Željko Bilecki

Personal information
- Date of birth: April 28, 1950
- Place of birth: Zagreb, PR Croatia, FPR Yugoslavia
- Date of death: April 26, 2023 (aged 72)
- Place of death: Toronto, Canada
- Position: Goalkeeper

Youth career
- 1969: Toronto Croatia

Senior career*
- Years: Team / Apps / (Gls)
- 1970–1974: Toronto Croatia
- 1975–1978: Toronto Metros-Croatia / 66 / (0)
- 1979–1980: Tampa Bay Rowdies / 18 / (0)
- 1979–1980: Tampa Bay Rowdies (indoor) / 12 / (0)
- 1980: Los Angeles Aztecs / 1 / (0)
- 1980–1981: Los Angeles Aztecs (indoor) / 18 / (0)
- 1980–1983: Tulsa Roughnecks (indoor) / 2 / (0)
- 1981–1982: Tulsa Roughnecks / 29 / (0)

International career
- 1976–1977: Canada / 3 / (0)

= Željko Bilecki =

Canadian soccer player (1950–2023)

Željko Bilecki (April 28, 1950 – April 26, 2023) was a Canadian soccer player who played as a goalkeeper.

== Club career ==
Bilecki played at youth level with Toronto Croatia's junior team in 1969. In 1970, he played in the National Soccer League with Toronto Croatia's senior team.
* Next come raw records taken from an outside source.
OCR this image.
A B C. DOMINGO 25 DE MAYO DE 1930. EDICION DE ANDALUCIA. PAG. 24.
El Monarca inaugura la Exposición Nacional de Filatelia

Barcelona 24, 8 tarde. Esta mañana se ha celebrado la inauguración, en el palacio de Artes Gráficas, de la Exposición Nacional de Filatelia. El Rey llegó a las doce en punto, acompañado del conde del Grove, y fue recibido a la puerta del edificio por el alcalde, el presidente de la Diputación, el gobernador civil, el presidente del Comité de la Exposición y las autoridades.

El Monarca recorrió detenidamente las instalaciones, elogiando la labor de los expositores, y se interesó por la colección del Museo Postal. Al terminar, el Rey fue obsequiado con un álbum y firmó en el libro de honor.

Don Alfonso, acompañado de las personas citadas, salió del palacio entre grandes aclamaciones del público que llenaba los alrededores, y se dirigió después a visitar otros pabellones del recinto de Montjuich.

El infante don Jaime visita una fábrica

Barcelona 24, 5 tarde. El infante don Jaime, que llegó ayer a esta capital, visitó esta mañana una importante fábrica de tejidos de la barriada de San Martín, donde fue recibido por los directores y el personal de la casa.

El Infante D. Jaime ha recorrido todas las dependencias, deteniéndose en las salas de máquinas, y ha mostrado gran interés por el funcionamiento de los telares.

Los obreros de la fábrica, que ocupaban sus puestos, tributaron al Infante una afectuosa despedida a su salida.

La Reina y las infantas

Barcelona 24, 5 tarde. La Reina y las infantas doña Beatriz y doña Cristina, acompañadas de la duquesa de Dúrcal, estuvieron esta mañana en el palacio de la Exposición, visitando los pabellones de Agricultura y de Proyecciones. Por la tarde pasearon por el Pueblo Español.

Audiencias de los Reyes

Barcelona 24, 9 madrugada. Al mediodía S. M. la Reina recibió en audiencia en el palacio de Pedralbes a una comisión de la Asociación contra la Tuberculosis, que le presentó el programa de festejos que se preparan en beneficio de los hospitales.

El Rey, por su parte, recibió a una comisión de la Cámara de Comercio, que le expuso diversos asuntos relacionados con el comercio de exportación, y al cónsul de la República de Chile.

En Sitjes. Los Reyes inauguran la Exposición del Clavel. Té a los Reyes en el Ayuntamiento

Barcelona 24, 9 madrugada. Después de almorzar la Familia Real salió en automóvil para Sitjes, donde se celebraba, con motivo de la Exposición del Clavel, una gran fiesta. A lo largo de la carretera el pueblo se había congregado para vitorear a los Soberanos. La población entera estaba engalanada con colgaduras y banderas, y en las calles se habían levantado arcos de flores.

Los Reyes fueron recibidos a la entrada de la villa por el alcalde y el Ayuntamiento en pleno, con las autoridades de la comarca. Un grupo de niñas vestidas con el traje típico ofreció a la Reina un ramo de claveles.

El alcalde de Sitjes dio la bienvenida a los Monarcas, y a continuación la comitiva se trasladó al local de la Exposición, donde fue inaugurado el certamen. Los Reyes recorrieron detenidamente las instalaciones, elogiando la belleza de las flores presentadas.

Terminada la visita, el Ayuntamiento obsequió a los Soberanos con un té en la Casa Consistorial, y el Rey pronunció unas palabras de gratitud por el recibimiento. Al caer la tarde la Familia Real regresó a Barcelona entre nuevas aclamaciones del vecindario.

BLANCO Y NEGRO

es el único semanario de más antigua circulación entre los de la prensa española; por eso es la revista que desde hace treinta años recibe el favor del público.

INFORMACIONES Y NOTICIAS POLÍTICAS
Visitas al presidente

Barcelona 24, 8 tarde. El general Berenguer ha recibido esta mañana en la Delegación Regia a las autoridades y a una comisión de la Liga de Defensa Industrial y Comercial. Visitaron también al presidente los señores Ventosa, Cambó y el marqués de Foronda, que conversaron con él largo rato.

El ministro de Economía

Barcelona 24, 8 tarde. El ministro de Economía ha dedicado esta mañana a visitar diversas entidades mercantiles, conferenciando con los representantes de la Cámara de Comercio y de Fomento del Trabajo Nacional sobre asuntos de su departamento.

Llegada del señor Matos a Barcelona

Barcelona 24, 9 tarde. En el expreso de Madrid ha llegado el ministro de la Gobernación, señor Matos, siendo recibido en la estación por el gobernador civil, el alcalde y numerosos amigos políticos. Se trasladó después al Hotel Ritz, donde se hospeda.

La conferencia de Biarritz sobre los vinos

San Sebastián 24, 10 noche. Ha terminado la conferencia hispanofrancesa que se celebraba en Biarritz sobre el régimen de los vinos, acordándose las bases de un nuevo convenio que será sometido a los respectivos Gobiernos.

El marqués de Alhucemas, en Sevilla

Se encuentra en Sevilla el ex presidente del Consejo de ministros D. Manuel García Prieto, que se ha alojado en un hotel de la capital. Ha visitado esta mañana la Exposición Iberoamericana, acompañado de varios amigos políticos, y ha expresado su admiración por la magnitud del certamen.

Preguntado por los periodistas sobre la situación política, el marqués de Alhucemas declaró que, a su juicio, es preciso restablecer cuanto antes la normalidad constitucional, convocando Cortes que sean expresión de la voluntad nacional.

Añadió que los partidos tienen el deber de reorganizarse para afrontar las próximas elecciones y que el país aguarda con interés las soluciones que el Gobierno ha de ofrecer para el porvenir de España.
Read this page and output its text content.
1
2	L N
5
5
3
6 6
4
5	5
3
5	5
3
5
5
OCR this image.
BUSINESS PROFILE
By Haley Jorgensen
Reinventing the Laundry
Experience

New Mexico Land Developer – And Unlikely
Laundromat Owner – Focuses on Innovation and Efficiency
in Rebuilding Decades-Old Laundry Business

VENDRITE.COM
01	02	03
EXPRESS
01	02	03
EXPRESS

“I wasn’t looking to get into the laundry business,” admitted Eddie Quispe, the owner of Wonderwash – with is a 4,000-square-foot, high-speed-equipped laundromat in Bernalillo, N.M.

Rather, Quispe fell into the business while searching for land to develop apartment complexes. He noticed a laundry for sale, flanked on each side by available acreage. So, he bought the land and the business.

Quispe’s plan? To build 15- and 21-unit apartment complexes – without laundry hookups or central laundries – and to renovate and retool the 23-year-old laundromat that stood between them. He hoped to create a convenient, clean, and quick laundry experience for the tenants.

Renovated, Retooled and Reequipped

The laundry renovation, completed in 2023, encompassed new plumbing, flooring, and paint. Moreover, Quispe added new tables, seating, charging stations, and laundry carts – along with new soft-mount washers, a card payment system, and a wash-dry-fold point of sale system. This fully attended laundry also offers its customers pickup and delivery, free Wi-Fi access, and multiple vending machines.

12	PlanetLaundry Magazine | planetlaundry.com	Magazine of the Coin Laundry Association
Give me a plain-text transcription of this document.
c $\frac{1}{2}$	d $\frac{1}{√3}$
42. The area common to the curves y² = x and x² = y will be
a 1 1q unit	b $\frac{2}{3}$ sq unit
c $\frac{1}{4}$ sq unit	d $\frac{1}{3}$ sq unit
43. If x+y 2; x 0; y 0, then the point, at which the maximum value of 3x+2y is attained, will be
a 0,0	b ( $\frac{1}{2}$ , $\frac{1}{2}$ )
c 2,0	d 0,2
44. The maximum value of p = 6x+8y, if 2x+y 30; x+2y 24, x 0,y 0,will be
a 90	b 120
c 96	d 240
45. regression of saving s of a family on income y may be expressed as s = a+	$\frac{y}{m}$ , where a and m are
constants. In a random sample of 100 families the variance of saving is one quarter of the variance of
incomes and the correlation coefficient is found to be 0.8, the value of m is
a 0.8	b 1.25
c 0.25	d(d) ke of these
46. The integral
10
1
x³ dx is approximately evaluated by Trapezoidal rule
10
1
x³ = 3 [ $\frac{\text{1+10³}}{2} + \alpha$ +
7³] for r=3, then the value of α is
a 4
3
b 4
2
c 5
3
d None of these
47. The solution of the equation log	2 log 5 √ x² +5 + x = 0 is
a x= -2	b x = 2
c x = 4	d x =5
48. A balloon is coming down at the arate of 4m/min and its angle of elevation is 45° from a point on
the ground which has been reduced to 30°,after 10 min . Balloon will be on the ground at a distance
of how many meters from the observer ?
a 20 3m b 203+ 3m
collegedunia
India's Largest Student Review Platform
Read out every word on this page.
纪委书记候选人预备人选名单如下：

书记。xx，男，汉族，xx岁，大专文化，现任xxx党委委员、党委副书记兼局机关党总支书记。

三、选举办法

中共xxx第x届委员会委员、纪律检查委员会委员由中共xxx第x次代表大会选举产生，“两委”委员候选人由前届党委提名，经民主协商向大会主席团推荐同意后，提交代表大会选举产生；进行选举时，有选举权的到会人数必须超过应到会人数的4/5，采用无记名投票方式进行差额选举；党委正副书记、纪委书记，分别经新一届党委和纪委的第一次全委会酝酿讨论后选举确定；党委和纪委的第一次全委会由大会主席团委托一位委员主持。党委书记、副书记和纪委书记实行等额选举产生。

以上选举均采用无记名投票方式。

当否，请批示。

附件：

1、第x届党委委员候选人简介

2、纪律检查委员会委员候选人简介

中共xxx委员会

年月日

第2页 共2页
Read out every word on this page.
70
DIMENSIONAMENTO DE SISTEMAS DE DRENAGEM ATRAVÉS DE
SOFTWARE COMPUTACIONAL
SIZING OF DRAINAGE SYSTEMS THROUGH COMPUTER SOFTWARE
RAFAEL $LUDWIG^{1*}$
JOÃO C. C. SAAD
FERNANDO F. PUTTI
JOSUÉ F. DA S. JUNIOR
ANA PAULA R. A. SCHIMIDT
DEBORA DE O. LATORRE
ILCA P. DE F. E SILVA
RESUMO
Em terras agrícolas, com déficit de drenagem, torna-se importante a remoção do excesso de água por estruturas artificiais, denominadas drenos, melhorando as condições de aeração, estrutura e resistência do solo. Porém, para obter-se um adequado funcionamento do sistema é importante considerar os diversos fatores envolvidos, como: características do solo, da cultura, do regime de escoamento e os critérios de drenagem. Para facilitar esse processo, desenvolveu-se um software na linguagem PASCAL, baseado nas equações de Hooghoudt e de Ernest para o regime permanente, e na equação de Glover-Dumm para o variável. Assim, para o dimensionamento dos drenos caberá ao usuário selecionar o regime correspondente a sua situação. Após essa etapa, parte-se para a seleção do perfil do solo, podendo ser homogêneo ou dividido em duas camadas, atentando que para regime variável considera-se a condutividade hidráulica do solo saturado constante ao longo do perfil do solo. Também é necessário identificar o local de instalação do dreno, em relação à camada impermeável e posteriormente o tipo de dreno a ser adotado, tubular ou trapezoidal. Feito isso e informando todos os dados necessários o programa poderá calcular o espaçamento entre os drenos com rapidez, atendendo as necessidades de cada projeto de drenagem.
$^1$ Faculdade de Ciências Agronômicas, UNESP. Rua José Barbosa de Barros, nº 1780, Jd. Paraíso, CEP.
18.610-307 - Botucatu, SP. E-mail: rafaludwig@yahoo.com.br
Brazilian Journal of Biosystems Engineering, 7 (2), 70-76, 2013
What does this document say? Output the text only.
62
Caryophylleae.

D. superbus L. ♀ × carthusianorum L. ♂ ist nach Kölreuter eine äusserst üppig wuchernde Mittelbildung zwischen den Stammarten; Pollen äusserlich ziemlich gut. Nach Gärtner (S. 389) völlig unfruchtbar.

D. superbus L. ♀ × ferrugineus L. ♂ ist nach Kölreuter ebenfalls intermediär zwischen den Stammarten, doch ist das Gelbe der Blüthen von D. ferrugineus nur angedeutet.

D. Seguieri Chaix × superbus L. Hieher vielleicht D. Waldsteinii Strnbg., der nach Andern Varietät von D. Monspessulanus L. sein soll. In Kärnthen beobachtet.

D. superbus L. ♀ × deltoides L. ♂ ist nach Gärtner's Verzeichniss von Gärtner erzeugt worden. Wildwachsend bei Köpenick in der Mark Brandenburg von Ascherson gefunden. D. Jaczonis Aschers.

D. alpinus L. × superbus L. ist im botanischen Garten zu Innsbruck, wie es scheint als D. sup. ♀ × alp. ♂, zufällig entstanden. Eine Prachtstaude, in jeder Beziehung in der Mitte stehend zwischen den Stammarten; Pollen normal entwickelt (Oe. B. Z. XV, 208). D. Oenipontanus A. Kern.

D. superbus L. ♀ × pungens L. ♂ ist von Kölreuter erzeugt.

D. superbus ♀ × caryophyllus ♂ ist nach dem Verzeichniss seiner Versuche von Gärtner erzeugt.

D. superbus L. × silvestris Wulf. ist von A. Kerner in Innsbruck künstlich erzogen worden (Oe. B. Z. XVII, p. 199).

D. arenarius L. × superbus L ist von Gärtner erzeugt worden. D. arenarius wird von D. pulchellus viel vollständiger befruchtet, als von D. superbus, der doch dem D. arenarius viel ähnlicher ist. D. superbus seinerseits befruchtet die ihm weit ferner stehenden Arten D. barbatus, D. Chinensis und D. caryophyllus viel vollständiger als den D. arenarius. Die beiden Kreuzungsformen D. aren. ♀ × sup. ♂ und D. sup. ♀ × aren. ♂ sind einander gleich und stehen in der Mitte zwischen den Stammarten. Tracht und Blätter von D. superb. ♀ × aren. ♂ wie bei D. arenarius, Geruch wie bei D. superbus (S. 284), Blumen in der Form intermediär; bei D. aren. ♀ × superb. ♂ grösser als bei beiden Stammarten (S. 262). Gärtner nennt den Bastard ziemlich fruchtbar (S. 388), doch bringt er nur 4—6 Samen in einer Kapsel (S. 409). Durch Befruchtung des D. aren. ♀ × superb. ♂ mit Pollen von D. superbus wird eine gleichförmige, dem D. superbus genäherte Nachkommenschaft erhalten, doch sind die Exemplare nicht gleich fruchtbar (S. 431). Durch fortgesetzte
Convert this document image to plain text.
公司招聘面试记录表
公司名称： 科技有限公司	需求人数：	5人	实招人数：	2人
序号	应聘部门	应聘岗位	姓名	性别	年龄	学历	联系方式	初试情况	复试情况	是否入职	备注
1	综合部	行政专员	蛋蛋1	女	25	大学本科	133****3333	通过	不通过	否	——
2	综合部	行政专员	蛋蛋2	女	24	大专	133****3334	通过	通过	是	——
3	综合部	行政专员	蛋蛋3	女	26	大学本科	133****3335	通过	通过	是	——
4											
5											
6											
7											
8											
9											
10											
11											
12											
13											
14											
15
He was named the league's top goalkeeper twice in 1971, and 1972. In 1974, he assisted in securing the NSL Championship against Toronto Homer. For the 1975 season he played in the North American Soccer League with Toronto Metros-Croatia.

He later played for three other NASL sides in the United States: Tampa Bay Rowdies, Los Angeles Aztecs and Tulsa Roughnecks. He won a Soccer Bowl with Toronto in 1976 and was a runner-up in 1979 for Tampa Bay. He was the back up goalie for Tulsa when they won Soccer Bowl '83. Bilecki also won the NASL's indoor title in 1979–80 with Tampa Bay.

== International career ==
Bilecki made his debut for Canada on December 22, 1976, in a 3–0 victory against the United States in a World Cup qualification match in Port-au-Prince. He won two more caps the next year, the last of these coming in a 2–1 win over Suriname on October 12, 1977, in Mexico City, where he came on at the start of the second half to replace Tony Chursky.

==Death==
Bilecki died on April 26, 2023, four days after the death of his mother.